Gelukkig nam Ter Borg de vrouwen serieus.
Jane Huldman die al 30 jaar projectleider is bij Stroom in Den Haag stelt dat ze met haar team zich wanhopig heeft afgevraagd of ze dit had moeten weten. Ze had bij geruchten vernomen van het excessief gedrag van Andeweg, die bij enkele galeries niet meer welkom was. Met haar team en management heeft ze een brief van een slachtoffer besproken, maar een week later niks gedaan en de waan van de dag gevolgd. Nu zijn ze boos op zichzelf en schamen ze zich dat ze niet die of die hebben gebeld. Vervolgens concludeert Ter Borg dat vrouwen niet geloofd worden en in de richting van Huldman “dat een directeur niet reageert”. Het was jammer dat Huldman niet over haar directeur Arno van Roosmalen wilde praten. Want juist over Van Roosmalen hadden de journalisten van NRC geschreven dat hij de wangedragingen goedpraatte als “eigenschappen die kunnen getuigen van een intrigerend en eigenzinnig kunstenaarschap”. Carola Houtekamer noemde dit een “tof imago” dat in de culturele context wordt toegejuicht en waarvan men verder wegkijkt. Freek Walther, die vertrouwenspersoon is van Mores.online, nuanceerde dit ‘wegkijken’ met de opmerking dat 70% van de mensen bevriest wanneer ze getuigen zijn van seksueel wangedrag. Hij sprak namens het meldpunt ongewenste omgangsvormen van podiumkunsten, films en televisiesector. Volgens Ten Cate hebben instituten van beeldende kunsten zich in rap tempo aangesloten bij Mores, maar volgens Walther is dit niet zo.
Freek Walther, die vertrouwenspersoon is van Mores.online, nuanceerde dit ‘wegkijken’ met de opmerking dat 70% van de mensen bevriest wanneer ze getuigen zijn van seksueel wangedrag.

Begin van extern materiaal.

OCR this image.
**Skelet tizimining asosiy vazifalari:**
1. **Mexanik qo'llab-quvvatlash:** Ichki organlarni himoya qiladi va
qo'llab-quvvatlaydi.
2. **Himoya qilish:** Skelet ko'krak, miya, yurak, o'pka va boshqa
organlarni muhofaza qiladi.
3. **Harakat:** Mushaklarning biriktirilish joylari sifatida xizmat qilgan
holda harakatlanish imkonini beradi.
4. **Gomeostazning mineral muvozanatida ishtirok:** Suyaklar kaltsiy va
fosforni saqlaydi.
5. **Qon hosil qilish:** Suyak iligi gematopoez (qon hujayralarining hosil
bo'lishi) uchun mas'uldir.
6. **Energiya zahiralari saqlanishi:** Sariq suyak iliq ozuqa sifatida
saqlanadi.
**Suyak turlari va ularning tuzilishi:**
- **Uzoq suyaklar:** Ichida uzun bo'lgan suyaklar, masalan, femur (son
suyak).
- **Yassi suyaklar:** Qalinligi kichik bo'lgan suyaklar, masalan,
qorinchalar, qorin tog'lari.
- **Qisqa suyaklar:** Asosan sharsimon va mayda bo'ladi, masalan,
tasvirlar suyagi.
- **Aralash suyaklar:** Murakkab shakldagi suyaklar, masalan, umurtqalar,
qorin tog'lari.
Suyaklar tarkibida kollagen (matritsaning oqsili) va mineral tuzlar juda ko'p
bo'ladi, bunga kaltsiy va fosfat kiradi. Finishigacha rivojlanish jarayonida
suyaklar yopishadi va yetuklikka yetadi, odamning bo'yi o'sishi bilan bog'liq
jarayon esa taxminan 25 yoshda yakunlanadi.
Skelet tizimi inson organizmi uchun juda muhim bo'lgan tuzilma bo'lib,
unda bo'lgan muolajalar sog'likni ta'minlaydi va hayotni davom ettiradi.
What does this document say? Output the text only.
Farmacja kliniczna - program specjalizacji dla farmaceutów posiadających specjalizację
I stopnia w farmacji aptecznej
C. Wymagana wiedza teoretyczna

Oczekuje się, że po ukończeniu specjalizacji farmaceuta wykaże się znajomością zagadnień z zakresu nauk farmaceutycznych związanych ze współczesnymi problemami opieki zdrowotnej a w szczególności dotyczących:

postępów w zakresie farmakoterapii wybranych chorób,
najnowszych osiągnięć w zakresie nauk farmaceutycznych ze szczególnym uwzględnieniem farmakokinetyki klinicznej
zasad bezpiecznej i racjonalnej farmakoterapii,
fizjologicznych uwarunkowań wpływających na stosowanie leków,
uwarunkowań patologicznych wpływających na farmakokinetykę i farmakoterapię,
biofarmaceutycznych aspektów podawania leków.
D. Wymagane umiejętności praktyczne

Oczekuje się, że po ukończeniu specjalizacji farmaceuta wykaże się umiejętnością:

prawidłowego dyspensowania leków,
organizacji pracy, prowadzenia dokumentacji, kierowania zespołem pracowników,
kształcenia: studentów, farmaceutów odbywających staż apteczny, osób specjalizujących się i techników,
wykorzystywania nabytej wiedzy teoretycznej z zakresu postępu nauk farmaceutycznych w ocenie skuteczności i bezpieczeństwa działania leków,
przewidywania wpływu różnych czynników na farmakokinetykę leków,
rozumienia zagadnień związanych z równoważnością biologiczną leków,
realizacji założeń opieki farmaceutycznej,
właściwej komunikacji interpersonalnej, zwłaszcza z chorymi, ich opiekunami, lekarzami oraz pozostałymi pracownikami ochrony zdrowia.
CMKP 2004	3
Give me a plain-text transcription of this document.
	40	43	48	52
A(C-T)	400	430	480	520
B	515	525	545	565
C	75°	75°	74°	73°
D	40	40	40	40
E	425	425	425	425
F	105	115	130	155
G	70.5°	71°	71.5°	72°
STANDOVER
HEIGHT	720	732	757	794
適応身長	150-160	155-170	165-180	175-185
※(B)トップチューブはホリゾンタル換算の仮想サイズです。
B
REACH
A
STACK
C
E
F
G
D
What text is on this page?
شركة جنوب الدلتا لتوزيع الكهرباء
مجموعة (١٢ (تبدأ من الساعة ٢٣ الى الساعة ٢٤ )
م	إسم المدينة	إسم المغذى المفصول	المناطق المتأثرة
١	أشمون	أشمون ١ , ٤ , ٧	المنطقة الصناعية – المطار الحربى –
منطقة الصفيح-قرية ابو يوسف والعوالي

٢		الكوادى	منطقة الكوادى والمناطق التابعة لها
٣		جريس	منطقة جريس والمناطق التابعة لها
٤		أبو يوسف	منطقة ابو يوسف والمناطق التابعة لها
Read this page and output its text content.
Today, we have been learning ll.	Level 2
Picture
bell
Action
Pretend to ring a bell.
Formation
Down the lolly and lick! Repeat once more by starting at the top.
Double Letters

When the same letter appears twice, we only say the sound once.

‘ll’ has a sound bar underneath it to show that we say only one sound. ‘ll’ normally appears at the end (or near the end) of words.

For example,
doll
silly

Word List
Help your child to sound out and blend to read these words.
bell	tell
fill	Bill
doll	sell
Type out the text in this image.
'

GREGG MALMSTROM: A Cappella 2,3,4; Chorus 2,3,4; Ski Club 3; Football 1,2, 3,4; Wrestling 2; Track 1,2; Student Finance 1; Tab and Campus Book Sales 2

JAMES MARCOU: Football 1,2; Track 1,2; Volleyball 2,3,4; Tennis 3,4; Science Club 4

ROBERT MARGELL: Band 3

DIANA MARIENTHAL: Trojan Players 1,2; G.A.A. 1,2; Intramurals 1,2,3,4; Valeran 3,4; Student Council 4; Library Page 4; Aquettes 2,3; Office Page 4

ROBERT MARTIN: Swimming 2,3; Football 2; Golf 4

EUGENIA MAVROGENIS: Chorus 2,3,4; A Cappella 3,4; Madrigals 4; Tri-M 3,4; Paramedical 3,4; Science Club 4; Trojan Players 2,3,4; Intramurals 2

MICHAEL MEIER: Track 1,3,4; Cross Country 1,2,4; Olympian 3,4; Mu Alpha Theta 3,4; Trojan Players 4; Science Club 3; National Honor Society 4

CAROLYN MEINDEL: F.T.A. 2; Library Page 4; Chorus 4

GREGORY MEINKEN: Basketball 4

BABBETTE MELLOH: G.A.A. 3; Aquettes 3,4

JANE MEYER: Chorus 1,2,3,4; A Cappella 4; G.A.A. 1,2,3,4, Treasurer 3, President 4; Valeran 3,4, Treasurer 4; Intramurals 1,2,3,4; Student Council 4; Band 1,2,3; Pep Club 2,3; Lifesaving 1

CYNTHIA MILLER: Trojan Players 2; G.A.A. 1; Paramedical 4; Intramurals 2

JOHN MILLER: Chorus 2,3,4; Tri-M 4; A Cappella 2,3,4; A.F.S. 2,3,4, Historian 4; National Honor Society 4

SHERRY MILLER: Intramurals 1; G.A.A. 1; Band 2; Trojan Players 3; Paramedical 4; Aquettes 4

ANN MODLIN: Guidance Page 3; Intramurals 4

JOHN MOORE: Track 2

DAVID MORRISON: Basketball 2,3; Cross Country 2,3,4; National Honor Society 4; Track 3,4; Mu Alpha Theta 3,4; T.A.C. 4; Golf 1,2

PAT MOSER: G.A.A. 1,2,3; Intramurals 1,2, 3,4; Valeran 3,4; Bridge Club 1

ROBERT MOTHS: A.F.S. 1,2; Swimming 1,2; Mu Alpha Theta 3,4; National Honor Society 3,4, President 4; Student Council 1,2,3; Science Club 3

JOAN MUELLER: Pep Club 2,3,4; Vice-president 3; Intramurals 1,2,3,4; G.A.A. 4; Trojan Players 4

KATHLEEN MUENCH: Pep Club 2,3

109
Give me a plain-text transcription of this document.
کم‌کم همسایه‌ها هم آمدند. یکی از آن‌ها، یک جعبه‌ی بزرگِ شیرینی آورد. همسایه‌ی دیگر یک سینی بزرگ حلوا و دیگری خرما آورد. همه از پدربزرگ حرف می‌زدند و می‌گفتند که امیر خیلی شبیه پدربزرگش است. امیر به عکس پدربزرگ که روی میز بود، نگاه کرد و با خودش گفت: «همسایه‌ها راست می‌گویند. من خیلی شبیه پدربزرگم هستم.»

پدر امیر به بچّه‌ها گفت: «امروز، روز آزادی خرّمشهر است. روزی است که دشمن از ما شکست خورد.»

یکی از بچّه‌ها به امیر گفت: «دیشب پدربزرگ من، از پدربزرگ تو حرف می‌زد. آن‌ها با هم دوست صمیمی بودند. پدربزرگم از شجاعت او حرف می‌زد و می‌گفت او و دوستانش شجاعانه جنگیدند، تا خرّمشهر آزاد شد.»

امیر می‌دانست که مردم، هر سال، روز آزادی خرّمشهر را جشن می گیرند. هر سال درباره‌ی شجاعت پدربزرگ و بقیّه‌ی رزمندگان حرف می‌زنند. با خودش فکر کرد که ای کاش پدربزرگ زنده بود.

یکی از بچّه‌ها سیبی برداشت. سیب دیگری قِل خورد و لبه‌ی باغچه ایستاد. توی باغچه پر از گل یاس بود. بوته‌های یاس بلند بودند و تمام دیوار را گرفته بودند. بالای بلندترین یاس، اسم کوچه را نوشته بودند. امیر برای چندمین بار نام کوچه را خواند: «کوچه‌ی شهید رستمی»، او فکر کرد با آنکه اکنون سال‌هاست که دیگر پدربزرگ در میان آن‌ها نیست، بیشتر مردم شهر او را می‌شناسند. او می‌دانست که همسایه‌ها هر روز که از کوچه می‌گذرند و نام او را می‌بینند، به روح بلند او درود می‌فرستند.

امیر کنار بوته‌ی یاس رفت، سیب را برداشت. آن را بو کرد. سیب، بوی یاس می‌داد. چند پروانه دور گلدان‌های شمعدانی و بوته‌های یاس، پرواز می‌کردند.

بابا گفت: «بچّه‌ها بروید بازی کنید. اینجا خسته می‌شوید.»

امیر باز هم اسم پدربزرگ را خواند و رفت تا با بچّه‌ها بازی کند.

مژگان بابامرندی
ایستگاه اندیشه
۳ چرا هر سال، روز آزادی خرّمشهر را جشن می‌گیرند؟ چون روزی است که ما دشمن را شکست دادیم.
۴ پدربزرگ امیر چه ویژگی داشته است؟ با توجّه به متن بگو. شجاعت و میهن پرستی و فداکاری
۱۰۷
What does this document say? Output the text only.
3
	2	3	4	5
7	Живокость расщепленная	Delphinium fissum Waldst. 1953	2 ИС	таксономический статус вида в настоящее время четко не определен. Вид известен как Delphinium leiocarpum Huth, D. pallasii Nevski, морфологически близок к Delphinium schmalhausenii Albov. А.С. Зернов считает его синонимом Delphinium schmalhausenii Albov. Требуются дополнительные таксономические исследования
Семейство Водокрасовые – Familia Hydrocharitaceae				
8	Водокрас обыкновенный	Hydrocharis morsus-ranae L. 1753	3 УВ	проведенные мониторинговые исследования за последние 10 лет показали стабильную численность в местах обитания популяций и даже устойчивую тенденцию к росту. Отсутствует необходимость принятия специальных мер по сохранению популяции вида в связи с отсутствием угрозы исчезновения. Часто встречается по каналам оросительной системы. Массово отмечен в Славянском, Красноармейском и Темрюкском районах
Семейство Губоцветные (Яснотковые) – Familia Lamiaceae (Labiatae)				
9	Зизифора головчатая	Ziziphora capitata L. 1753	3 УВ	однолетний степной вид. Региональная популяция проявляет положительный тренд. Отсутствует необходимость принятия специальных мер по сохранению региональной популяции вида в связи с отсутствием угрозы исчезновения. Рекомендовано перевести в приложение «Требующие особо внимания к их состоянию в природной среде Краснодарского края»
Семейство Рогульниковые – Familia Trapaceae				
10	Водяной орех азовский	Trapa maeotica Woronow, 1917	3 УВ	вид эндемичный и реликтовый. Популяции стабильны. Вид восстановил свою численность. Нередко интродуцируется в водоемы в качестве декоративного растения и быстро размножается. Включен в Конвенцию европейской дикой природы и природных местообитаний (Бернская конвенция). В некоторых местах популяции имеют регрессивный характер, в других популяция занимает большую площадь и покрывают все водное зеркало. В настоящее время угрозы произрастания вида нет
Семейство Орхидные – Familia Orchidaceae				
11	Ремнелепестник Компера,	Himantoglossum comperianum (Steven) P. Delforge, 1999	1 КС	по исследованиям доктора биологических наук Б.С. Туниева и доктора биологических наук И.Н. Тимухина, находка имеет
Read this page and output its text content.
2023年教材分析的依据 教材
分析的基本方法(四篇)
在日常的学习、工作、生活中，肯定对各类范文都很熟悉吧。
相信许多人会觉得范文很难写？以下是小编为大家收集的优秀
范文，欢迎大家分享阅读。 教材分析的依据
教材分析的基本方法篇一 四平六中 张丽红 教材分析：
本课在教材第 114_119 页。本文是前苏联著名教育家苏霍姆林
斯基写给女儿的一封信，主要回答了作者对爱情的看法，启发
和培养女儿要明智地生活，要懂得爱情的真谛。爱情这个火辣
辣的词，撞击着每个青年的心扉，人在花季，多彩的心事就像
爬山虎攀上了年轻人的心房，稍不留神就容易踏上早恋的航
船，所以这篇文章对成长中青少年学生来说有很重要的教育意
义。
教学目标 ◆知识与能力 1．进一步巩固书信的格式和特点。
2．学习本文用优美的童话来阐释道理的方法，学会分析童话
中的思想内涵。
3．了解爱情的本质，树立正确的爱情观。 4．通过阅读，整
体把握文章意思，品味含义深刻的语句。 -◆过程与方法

Gaandeweg het gesprek ontstaat een beetje een treurigmakend beeld van de sector beeldende kunst waar een progressieve identiteit en een avant-garde houding hoog scoort. Maar de mores loopt erbij achter, er zijn geen protocollen en voor het eerst in haar geschiedenis heeft de Rijksakademie een vertrouwenspersoon aangesteld, weet Ter Borg. Even wordt er uitgewisseld over de wens van meldpunten en institutionele samenwerking om protocollen op te stellen. Het blijft bij een wens want al snel wordt er gemompeld vanuit het aanwezig publiek dat het gaat om “het gevoel”, om “empathie” en om “voelsprieten” om het ambigue en vage domein van verborgen seksueel geweld af te tasten. Dit einde heeft veel weg van een geconditioneerde reflex om aan de papierwinkel van protocollen te ontkomen. Wil de gemeenschap van de beeldende kunst echt veranderen, dan zal ze moeten open staan voor een nieuw discours waarin kunstenaars zich onderscheiden met een ethisch statement.